Eating lunch after church in Fukuoka
Visiting the ruins of Fukuoka Castle
We visited a small island where we turned over rocks on the beach and did other such things.
We headed to Kyoto next, having heard rave reviews from various people. Kyoto is indeed beautiful… but it’s probably the only place we visited where we don’t think we would want to live. Even if we lived in Kyoto for 20 years, we would still be treated like tourists… since there are a lot of tourists there.
Kyoto is sometimes known as the spiritual center of Japan; within the city there are hundreds of shrines and temples. We visited a number of shrines and temples; the grounds were beautifully kept, especially at the temples nestled into the tree-covered hillside.
At one of the temples, we stumbled upon some kind of ceremony, which we watched for a while. I chatted with some of the participants (several Buddhist nuns) in the public bath later that evening back at our hotel.
The food in Kyoto was particularly enjoyable; given the large number of Buddhists in the city, tofu and vegetable dishes were specialties.

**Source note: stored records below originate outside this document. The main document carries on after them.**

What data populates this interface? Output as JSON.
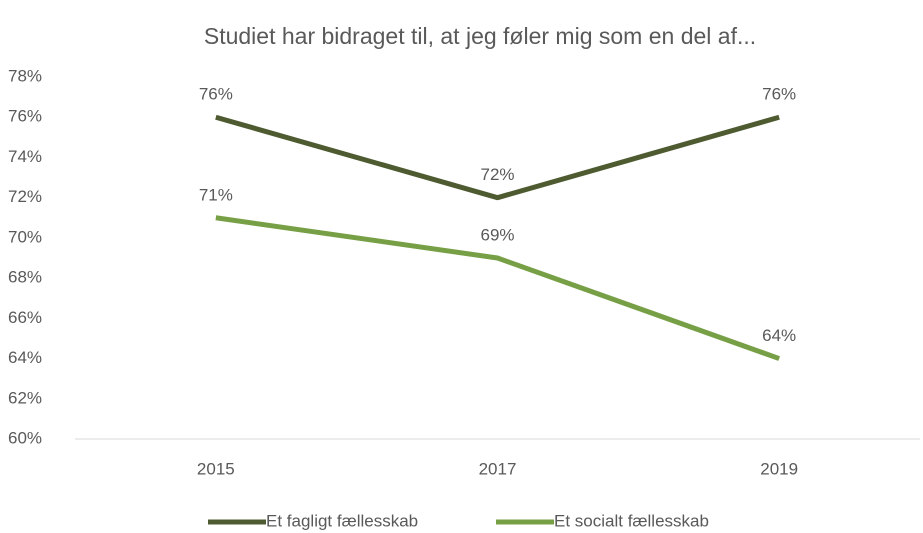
{
  "chart_data": {
    "type": "line",
    "title": "Studiet har bidraget til, at jeg føler mig som en del af...",
    "categories": [
      "2015",
      "2017",
      "2019"
    ],
    "series": [
      {
        "name": "Et fagligt fællesskab",
        "color": "#4e5b31",
        "values": [
          76,
          72,
          76
        ],
        "value_labels": [
          "76%",
          "72%",
          "76%"
        ]
      },
      {
        "name": "Et socialt fællesskab",
        "color": "#77a046",
        "values": [
          71,
          69,
          64
        ],
        "value_labels": [
          "71%",
          "69%",
          "64%"
        ]
      }
    ],
    "ylim": [
      60,
      78
    ],
    "yticks": [
      {
        "value": 60,
        "label": "60%"
      },
      {
        "value": 62,
        "label": "62%"
      },
      {
        "value": 64,
        "label": "64%"
      },
      {
        "value": 66,
        "label": "66%"
      },
      {
        "value": 68,
        "label": "68%"
      },
      {
        "value": 70,
        "label": "70%"
      },
      {
        "value": 72,
        "label": "72%"
      },
      {
        "value": 74,
        "label": "74%"
      },
      {
        "value": 76,
        "label": "76%"
      },
      {
        "value": 78,
        "label": "78%"
      }
    ],
    "grid": false,
    "legend": "bottom"
  }
}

Take note how far out into the street this geisha is standing--to keep the tourists from thrusting their cameras in her face.
Enjoying some cold soba between temples
We spent the next several days in the Hakone region, trying to get a glimpse of Mt. Fuji. We didn’t; it was too cloudy. Instead, we enjoyed looking at big trees.
Our last stop before we returned to Tokyo was Inuyama, where we met up with another person named Yuka, whom we also met in Vancouver. We saw the oldest castle in Japan, cooked tonkatsu together, and generally enjoyed chatting with Yuka and her mom and sister. We also learned about how an average Japanese family practices Shinto and Buddhism.
Keith flips the tonkatsu...
On a whim, we made fried okra too!
And then back to Tokyo… and our Japanese vacation ended, along with our short term mission.